Posted by Elmo P. Shagnasty on August 25, 2010, 10:54 am

Because it's an important factor in how much the car costs (not its
price, its cost).

And people who are buying fuel-efficient cars are, by and large,
sensistive to cost.

What you're saying there is that to buy a Prius (or Insight) is a
fashion statement, nothing more.

That's bullshit.  While some idiots buy a Prius to say "look at me, I
bought a Prius!", most are buying it to save money.  Using less gas is a
big part of that.  Yes, the car has a higher price tag than a Corolla;
some can't get past even THAT, and they buy a Corolla.  But the Prius is
bigger and more easily seats five people, and those in back have huge
amounts of leg room.  And in addition to that, the fuel savings over a
long period of time offset the price difference.

Cost.  Not price.

You forget the VALUE equation.  As I said above, the Prius is a fairly
large car inside for what it is, and it's going to last much longer than
the Metro--which makes it a much better value overall.

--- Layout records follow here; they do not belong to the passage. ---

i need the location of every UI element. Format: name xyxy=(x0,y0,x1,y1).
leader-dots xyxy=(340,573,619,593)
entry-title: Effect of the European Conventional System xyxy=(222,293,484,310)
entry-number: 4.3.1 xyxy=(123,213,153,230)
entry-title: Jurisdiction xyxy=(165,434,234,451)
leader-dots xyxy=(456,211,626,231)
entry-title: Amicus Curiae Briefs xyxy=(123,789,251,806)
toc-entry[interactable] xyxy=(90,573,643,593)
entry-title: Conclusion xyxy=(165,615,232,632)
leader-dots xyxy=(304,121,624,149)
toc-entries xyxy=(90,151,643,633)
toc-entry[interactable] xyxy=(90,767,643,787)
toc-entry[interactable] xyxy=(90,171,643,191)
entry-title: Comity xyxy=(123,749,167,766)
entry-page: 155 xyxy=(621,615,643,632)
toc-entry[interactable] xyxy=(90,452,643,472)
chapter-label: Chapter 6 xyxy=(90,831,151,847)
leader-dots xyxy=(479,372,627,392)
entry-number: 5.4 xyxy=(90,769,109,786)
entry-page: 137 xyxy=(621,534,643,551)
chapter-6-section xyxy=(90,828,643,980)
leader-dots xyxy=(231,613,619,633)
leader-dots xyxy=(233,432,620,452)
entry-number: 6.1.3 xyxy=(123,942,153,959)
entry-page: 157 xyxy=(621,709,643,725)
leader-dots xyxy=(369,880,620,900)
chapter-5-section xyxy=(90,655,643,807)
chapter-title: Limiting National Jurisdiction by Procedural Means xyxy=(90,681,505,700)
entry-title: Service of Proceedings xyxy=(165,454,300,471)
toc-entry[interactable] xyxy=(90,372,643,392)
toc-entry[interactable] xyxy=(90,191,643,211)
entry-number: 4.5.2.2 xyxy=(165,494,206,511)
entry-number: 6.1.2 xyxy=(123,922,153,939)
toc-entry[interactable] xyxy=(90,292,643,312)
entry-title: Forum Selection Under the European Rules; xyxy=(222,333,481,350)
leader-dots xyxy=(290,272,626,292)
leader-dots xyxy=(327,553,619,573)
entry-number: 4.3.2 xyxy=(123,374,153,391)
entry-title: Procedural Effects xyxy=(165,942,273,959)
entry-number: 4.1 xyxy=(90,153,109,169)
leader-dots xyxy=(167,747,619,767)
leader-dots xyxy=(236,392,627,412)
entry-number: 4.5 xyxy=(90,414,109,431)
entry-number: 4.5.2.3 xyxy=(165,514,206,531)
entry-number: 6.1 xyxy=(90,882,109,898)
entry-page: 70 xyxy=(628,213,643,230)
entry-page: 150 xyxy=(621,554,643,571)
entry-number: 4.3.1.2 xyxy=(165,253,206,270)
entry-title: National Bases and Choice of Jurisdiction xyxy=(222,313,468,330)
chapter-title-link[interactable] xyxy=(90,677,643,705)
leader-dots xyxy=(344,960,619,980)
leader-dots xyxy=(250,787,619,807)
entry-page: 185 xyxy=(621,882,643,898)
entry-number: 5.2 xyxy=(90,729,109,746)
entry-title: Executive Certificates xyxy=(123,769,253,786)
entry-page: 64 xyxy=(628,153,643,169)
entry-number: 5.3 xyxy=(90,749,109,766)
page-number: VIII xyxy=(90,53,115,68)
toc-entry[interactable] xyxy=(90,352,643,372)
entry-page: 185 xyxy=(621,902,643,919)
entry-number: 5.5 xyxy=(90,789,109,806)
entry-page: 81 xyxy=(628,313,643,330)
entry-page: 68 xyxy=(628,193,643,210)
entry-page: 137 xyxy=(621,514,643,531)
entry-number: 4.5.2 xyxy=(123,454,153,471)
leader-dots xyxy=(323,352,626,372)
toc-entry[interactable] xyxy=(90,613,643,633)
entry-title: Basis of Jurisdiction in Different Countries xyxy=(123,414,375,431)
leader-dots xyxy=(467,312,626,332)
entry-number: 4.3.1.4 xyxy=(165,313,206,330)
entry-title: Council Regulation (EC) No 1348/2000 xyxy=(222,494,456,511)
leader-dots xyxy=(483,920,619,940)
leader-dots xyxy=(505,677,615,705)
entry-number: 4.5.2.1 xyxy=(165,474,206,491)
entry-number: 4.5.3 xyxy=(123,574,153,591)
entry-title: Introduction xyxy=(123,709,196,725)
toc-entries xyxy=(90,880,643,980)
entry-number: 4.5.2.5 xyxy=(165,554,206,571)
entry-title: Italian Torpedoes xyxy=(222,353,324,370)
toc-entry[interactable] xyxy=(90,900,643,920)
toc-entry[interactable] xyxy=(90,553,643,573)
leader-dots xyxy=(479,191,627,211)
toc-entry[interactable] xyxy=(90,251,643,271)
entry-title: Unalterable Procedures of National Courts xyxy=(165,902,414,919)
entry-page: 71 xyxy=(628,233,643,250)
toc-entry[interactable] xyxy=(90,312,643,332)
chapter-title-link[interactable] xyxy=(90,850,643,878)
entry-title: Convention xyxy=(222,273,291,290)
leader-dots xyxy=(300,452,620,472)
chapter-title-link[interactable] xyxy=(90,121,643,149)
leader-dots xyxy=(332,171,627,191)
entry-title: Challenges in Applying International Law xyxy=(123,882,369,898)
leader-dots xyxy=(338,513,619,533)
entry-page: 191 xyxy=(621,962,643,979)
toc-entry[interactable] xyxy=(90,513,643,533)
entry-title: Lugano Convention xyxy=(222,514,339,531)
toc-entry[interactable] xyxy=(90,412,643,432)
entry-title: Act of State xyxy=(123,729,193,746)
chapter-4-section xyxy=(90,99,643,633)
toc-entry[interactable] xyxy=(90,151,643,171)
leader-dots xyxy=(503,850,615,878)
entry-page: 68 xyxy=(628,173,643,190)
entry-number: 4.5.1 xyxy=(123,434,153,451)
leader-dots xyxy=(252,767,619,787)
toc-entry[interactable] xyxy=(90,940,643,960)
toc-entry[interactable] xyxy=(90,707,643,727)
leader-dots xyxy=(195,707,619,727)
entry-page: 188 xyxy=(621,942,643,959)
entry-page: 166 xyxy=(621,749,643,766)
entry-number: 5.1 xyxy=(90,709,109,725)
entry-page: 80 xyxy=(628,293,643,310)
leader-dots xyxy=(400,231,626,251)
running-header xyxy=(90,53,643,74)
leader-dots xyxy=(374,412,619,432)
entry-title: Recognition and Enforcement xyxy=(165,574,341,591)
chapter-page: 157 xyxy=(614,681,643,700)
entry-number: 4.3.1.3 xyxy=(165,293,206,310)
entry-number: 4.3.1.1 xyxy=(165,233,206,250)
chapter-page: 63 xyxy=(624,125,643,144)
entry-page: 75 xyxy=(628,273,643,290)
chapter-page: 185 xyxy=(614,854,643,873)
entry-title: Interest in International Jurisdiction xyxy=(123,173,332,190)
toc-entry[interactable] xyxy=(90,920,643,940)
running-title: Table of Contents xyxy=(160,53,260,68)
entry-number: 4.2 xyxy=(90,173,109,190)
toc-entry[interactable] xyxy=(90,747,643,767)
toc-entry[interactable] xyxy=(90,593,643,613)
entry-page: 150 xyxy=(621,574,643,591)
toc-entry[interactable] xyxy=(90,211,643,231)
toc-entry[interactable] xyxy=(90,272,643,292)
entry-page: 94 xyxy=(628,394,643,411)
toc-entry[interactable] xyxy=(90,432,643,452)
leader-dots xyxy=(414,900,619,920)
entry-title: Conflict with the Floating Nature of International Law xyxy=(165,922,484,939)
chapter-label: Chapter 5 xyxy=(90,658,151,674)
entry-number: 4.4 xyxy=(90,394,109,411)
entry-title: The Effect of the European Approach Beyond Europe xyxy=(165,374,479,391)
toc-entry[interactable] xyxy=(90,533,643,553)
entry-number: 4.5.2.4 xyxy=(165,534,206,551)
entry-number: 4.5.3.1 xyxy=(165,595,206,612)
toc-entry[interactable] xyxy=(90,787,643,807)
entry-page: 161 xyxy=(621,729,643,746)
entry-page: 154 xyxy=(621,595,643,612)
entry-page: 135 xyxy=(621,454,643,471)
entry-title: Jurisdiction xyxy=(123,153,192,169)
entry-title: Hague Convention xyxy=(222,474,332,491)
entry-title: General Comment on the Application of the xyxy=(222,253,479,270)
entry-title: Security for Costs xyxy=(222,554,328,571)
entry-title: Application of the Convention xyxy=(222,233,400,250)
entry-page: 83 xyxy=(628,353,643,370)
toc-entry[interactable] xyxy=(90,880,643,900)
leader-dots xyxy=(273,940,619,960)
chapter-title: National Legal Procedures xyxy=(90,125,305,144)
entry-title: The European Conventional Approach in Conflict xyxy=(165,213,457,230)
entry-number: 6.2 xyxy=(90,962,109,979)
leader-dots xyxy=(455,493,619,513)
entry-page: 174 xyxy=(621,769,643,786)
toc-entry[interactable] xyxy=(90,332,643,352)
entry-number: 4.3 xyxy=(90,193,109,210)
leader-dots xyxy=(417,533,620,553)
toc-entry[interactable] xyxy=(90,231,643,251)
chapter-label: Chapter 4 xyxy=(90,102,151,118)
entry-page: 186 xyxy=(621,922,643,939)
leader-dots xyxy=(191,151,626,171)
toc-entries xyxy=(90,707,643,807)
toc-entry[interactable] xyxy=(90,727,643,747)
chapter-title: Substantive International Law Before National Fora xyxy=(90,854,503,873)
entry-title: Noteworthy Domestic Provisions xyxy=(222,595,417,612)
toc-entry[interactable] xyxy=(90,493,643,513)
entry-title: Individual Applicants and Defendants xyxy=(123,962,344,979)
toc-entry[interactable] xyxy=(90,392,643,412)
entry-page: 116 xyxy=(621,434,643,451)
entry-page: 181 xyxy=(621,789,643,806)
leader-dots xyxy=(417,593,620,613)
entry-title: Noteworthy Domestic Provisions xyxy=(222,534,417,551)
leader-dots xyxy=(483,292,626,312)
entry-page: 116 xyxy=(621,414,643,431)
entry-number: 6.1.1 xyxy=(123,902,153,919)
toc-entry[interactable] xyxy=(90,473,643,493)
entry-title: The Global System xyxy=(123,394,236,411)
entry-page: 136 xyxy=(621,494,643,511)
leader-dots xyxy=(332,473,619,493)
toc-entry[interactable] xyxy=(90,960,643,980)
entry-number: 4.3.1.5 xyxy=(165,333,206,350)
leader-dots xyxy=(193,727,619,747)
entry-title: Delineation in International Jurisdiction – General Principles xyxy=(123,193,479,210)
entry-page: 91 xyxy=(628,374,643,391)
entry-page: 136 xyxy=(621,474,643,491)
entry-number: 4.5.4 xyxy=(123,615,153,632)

The Insight should be (yeah, well, Honda, let's see you get out of your
battery woes) similarly more valuable than the Metro, albeit with a
slightly different value equation given its lower price and slightly
lower fuel economy.  It's also a much, much safer car than a 20 year old
Metro, which is part of the VALUE equation.

You're fooling yourself with all these straw men you're setting up.  I
love my Prius, but I recognize that other cars have value close to it.

I most certainly do NOT say, "I'll buy a Prius no matter what just like
that guy buys 20 inch chrome spinners no matter what--like a three year
old wanting what he wants no matter what".